The storm imagery from John 6: 15-21 was fantastic, and I loved that Jesus knew exactly what He was sending the disciples into when He told them to get into the boats without Him and cross to the other side, that He knew exactly how much they could handle and that He came to them at just the right time. I loved that they were struggling with the oars, rowing and rowing and not really getting anywhere and as soon as they welcomed Him into the boat… poof. The boat was at their destination.

They’d just heard the great dissertation on how He was God in chapter 5, just seen Him feed the five thousand in the beginning of Ch 6, probably still had those twelve baskets of leftover bread and fish… It was all a test and even though it was dark and cold and scary and probably VERY uncomfortable, they had only to look into those baskets and recall what they knew… Who He was, what He could do and the fact that He’d sent them out there Himself.
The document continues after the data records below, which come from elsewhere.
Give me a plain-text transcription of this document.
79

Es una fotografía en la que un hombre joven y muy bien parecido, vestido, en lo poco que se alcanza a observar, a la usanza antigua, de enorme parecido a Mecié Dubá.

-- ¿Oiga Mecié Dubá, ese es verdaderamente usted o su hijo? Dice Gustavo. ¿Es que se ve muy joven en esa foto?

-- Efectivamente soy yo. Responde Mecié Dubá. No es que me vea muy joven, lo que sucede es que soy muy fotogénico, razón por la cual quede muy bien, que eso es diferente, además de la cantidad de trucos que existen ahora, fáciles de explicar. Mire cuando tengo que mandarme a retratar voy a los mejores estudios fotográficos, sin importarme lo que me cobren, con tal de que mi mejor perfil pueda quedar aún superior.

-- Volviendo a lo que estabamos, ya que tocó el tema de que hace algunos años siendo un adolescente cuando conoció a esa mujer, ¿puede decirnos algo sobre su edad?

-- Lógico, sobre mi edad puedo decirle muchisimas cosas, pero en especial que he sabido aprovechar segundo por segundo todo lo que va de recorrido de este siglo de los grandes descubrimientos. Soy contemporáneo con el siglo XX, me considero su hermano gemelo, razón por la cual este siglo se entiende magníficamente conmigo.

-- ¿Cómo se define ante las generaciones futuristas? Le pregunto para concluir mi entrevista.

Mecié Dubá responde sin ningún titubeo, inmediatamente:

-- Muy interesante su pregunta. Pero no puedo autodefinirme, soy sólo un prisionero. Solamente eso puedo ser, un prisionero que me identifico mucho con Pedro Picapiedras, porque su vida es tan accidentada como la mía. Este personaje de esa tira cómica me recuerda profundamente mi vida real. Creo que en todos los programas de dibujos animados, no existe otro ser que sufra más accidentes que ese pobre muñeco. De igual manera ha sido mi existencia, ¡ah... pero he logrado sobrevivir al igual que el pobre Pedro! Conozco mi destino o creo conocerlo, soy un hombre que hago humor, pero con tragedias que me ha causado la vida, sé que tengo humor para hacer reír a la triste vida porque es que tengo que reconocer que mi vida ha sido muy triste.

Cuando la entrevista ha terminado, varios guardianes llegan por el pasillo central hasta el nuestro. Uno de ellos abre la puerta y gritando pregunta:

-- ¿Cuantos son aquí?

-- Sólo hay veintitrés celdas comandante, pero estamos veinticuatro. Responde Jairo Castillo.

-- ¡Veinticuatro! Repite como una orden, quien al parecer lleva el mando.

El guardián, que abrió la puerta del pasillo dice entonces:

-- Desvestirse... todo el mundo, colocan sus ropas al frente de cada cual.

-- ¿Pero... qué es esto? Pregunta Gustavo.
The storm was no accident and nothing of their making…

So, this lesson has just affirmed more and more what God seems to be showing me lately and that’s that my situation is exactly the way He wants it to be and that He will guide me on a moment by moment basis through it. He will show me, at the moment needed, which, if any, of the many activities facing me is the one I’m to do next. If the other things don’t get done. Oh well. It may not be time yet. It may be I won’t have to do them at all.

Because there’s always time to do the Will of God, but it’s not always the will of God to do all the things we have opportunity or pressure to do!

0 thoughts on “Storms and Pressure Cookers

  1. mylittlebub

    I got this mental picture of all your distractions swirling around you like a storm or rising up like waves. It was perfect because I could apply that to my own life. Doesn’t that sort of remind you of Abramm and the dragon city. Had to keep going toward the goal and they were trying to make him pay attention to them. My memory is not clear but that’s how I remember it.

    Mary

    Reply
    1. karenhancock

      Yes, Mary! It was just like Abramm and the dragons in the dragon city. So it’s not like this is the first time I’ve ever gone through this. LOL

      Reply
  2. Gayle Coble

    True, there is always the pressure cooker of life…the details of life. Usually it is what we do to ourselves, but as you noted there are times the kettle just boils up around us. I am always reminded… “That stress is what we do to ourselves”. Adversity is inevitable, stress is optional. Karen, you always seem to be able to read between the lines and see what I am trying to say, for which I am very grateful. When I read your blogs it totally edifies my soul. Thanks.

    Reply
    1. karenhancock

      Stress is optional. Yes. A good mantra. Actually, and weirdly, it was a struggle to realize I was stressed for a long time. I just let it carry me away without realizing I was being carried away. Now I stop and take a look at what’s going on, realize there is a storm around me, and remember to focus on the one who calms the storms.

      Thanks for the encouraging words about the blog, too. I do appreciate it.